MSNBC featured a fine piece titled “Chatty Workers Are Best Telecommuters” (thanks Dr. Bret) with a delightfully colourful introduction…
“For years the workplace commentariat has been nattering about the no-collar workplace. Companies will hire brains, not bodies. Work will go to the talent — instead of the talent extreme-commuting to the work. Teams will go transnational, warming the undersea cables with their space-and-time shifting video meetings. The workplace of the future, they've said, will be no workplace at all. Technology will turn the globe into one giant Wi-Fi-enabled kibbutz. A post-face-time world where everybody can Tivo their work. This is one of those dreams that has actually panned out. The office — in our pocket! (Or pocketbook!) But for every miraculous solution, there's another problem created. And so it is with the wonder of wireless work.”
The article makes a number of key points that Dynamic Work endorses completely…
- New characteristics to productivity – Often, the most difficult hurdle to implementing Dynamic Work are the managers, the management skills and the management practices. All of these usually need a complete overhaul in the new approach to getting things done. That change includes identifying, assessing and enhancing someone’s productivity. In the past, conventional wisdom would cite ‘chattiness’ as a sign of distraction and lack of focus, actually correlates strongly with someone able to maintain and support the increased opportunities and demands in a distributed environment.
- No one size fits all – Dynamic Work is no more of a panacea than any other innovation. Each member of staff and the role they serve is its unique blend of skills, personality, preferences and demands that will embrace some of the potential changes and balk at other. A hallmark of Dynamic Work’s engagements is identifying the various clusters of roles and ‘psychographics’ to figure out tailored approaches and tools for different groups.

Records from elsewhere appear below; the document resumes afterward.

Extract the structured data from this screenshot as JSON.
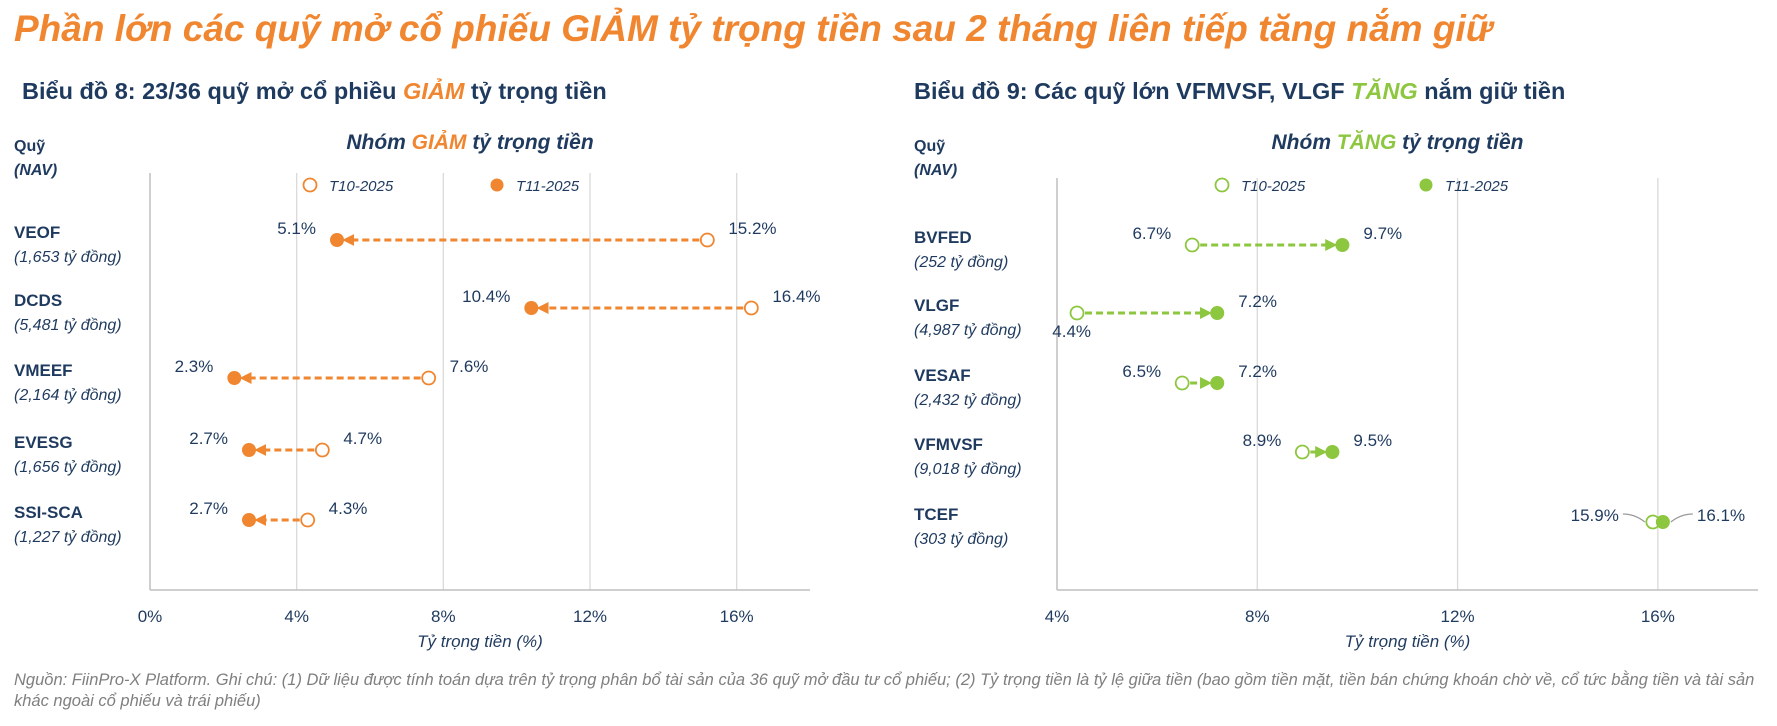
{
  "main_title": "Phần lớn các quỹ mở cổ phiếu GIẢM tỷ trọng tiền sau 2 tháng liên tiếp tăng nắm giữ",
  "footnote": "Nguồn: FiinPro-X Platform. Ghi chú: (1) Dữ liệu được tính toán dựa trên tỷ trọng phân bổ tài sản của 36 quỹ mở đầu tư cổ phiếu; (2) Tỷ trọng tiền là tỷ lệ giữa tiền (bao gồm tiền mặt, tiền bán chứng khoán chờ về, cổ tức bằng tiền và tài sản khác ngoài cổ phiếu và trái phiếu)",
  "colors": {
    "orange": "#F0862F",
    "green": "#8DC63F",
    "navy": "#1F3A5F",
    "grid": "#d9d9d9",
    "axis": "#bfbfbf"
  },
  "chart_data": [
    {
      "type": "dumbbell",
      "title": {
        "pre": "Biểu đồ 8: 23/36 quỹ mở cổ phiều ",
        "hl": "GIẢM",
        "post": " tỷ trọng tiền"
      },
      "subtitle": {
        "pre": "Nhóm ",
        "hl": "GIẢM",
        "post": " tỷ trọng tiền"
      },
      "y_header": [
        "Quỹ",
        "(NAV)"
      ],
      "xlabel": "Tỷ trọng tiền (%)",
      "xlim": [
        0,
        18
      ],
      "xticks": [
        0,
        4,
        8,
        12,
        16
      ],
      "tick_labels": [
        "0%",
        "4%",
        "8%",
        "12%",
        "16%"
      ],
      "grid": true,
      "legend": [
        "T10-2025",
        "T11-2025"
      ],
      "accent": "orange",
      "funds": [
        {
          "name": "VEOF",
          "nav": "(1,653 tỷ đồng)",
          "oct": 15.2,
          "nov": 5.1,
          "oct_label": "15.2%",
          "nov_label": "5.1%"
        },
        {
          "name": "DCDS",
          "nav": "(5,481 tỷ đồng)",
          "oct": 16.4,
          "nov": 10.4,
          "oct_label": "16.4%",
          "nov_label": "10.4%"
        },
        {
          "name": "VMEEF",
          "nav": "(2,164 tỷ đồng)",
          "oct": 7.6,
          "nov": 2.3,
          "oct_label": "7.6%",
          "nov_label": "2.3%"
        },
        {
          "name": "EVESG",
          "nav": "(1,656 tỷ đồng)",
          "oct": 4.7,
          "nov": 2.7,
          "oct_label": "4.7%",
          "nov_label": "2.7%"
        },
        {
          "name": "SSI-SCA",
          "nav": "(1,227 tỷ đồng)",
          "oct": 4.3,
          "nov": 2.7,
          "oct_label": "4.3%",
          "nov_label": "2.7%"
        }
      ]
    },
    {
      "type": "dumbbell",
      "title": {
        "pre": "Biểu đồ 9: Các quỹ lớn VFMVSF, VLGF ",
        "hl": "TĂNG",
        "post": " nắm giữ tiền"
      },
      "subtitle": {
        "pre": "Nhóm ",
        "hl": "TĂNG",
        "post": " tỷ trọng tiền"
      },
      "y_header": [
        "Quỹ",
        "(NAV)"
      ],
      "xlabel": "Tỷ trọng tiền (%)",
      "xlim": [
        4,
        18
      ],
      "xticks": [
        4,
        8,
        12,
        16
      ],
      "tick_labels": [
        "4%",
        "8%",
        "12%",
        "16%"
      ],
      "grid": true,
      "legend": [
        "T10-2025",
        "T11-2025"
      ],
      "accent": "green",
      "funds": [
        {
          "name": "BVFED",
          "nav": "(252 tỷ đồng)",
          "oct": 6.7,
          "nov": 9.7,
          "oct_label": "6.7%",
          "nov_label": "9.7%"
        },
        {
          "name": "VLGF",
          "nav": "(4,987 tỷ đồng)",
          "oct": 4.4,
          "nov": 7.2,
          "oct_label": "4.4%",
          "nov_label": "7.2%"
        },
        {
          "name": "VESAF",
          "nav": "(2,432 tỷ đồng)",
          "oct": 6.5,
          "nov": 7.2,
          "oct_label": "6.5%",
          "nov_label": "7.2%"
        },
        {
          "name": "VFMVSF",
          "nav": "(9,018 tỷ đồng)",
          "oct": 8.9,
          "nov": 9.5,
          "oct_label": "8.9%",
          "nov_label": "9.5%"
        },
        {
          "name": "TCEF",
          "nav": "(303 tỷ đồng)",
          "oct": 15.9,
          "nov": 16.1,
          "oct_label": "15.9%",
          "nov_label": "16.1%"
        }
      ]
    }
  ]
}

- Shirk from home’ – A persistent myth is that without direct supervision, workers will fritter away hours unproductively. Obviously, a central part of the solution is to strengthen ‘management by outcome’. But, the article highlights that the tendencies are actually quite the opposite to the fear – " ‘Mobile workers are far more organized, personally, than their office-bound counterparts,’ says a researcher. ‘They have to be on top of their game the whole time.’"
I really appreciate the theme of the changing nature of how and where we work. Many years ago I was in CA sitting on a highway where it took me 2 hours to go 10 miles. I hadn't commuted for a long time at that point and remember thinking to myself that many years from now we will look back in disbelief at how crazy we were to engage in such silly behavior.
Yet while we may ultimately get rid of the collar extreme commuting, confining work to an office, etc., ultimately, the very tools and technologies that increase our flexibility can dominate us with a 24/7 expectation for our attention. Are we unwittingly trading one "collar" for another?